The thought of dealing with nothing but petty crime investigations makes her question remaining in the force, particularly when the first case she is assigned to involves nothing more dramatic than an altercation between neighbours over a disputed property boundary in a private close of houses. But this domestic assault is more complicated than it first appears and might still result in a murder charge. The victim is a man called Martin Boon who was hit in the face with a spade by angry neighbour David Caplan and he is still unconscious in hospital.

Jane’s new boss is pressuring her to wrap up the warring neighbours dispute as quickly as possible but something in the apparently trivial case doesn’t add up. Jane senses a sinister underbelly to her investigation... why was Martin Boon so adamant that David Caplan shouldn’t install a new set of gates when they wouldn’t even encroach on his own property? Against the boss’s orders, Jane decides to dig deeper and soon uncovers a hoard of dark secrets in sleepy Clarendon Court involving a tragic death and a forbidden love affair. As she hunts for the missing piece of evidence that will identify a vicious killer, she knows that this case will either make her career... or break it.

Each story in this cracking early Tennison series opens a window on to Jane’s sometimes faltering, but always fascinating, rise from uncertain raw rookie to the hard-headed and totally assured chief inspector who ran her police team with a sharp brain and an iron fist in Prime Suspect.
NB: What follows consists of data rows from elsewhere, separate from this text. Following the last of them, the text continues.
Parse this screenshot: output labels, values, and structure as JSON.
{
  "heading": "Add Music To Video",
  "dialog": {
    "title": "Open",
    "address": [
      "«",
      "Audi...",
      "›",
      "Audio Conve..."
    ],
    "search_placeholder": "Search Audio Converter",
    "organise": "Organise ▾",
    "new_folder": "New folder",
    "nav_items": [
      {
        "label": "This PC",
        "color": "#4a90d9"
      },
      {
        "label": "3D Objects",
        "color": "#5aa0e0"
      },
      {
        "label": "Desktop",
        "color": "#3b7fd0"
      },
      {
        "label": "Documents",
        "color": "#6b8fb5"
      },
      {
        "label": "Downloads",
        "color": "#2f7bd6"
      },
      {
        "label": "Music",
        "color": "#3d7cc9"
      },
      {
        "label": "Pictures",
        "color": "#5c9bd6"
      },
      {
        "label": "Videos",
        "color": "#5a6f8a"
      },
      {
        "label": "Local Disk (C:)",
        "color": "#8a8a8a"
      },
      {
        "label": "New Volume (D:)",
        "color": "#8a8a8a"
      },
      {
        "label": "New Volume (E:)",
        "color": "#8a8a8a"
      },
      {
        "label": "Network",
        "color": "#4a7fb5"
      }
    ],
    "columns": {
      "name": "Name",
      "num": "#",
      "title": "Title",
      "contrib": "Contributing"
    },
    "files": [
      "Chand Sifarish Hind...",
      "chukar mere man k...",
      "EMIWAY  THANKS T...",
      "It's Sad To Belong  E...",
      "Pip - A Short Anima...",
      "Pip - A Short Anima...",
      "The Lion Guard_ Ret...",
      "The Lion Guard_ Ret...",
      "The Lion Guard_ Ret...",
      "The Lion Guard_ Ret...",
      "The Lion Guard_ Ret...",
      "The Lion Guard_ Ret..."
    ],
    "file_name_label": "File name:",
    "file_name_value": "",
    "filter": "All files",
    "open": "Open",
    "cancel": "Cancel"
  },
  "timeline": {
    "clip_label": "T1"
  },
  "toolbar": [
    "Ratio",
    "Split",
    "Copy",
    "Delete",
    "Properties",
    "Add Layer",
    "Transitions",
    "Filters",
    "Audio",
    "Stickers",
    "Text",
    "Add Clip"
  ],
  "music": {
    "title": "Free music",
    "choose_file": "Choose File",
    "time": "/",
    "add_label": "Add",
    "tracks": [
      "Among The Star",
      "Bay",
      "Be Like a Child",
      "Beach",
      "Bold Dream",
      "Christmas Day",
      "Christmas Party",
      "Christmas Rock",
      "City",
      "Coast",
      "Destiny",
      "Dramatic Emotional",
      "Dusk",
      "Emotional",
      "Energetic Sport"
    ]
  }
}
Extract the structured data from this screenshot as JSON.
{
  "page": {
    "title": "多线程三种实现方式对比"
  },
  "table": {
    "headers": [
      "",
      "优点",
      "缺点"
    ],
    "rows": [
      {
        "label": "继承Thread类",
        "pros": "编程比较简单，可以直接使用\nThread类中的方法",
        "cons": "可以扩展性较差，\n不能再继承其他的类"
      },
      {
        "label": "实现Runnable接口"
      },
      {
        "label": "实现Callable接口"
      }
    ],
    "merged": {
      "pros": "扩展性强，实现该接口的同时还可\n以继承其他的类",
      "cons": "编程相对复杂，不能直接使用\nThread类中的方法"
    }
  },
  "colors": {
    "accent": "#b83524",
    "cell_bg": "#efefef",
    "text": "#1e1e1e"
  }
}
And as this stunningly imagined and created series builds up momentum for the final outing – Whole Life Sentence, which will be published in July – Jane gets her first taste of detection using one of the forensic tools that will transform police work... DNA.

Once more, Jane must employ her skills, acumen and inbuilt female wisdom in what is still very much a man’s world to work against orders and uncover the truth behind a case with dark and disturbing domestic undertones. As always, La Plante’s stunning police procedural, complex, multi-layered plotting, and richly detailed character portrayals, are the best in the business, and her fine line in sardonic humour and no-nonsense Eighties-style policing are the icing on another delicious slice of top-notch crime writing.

Immaculately researched, with clues and mystery aplenty, and with the prospect of a final exhilarating ride in summer, this is a must read for all Tennison fans!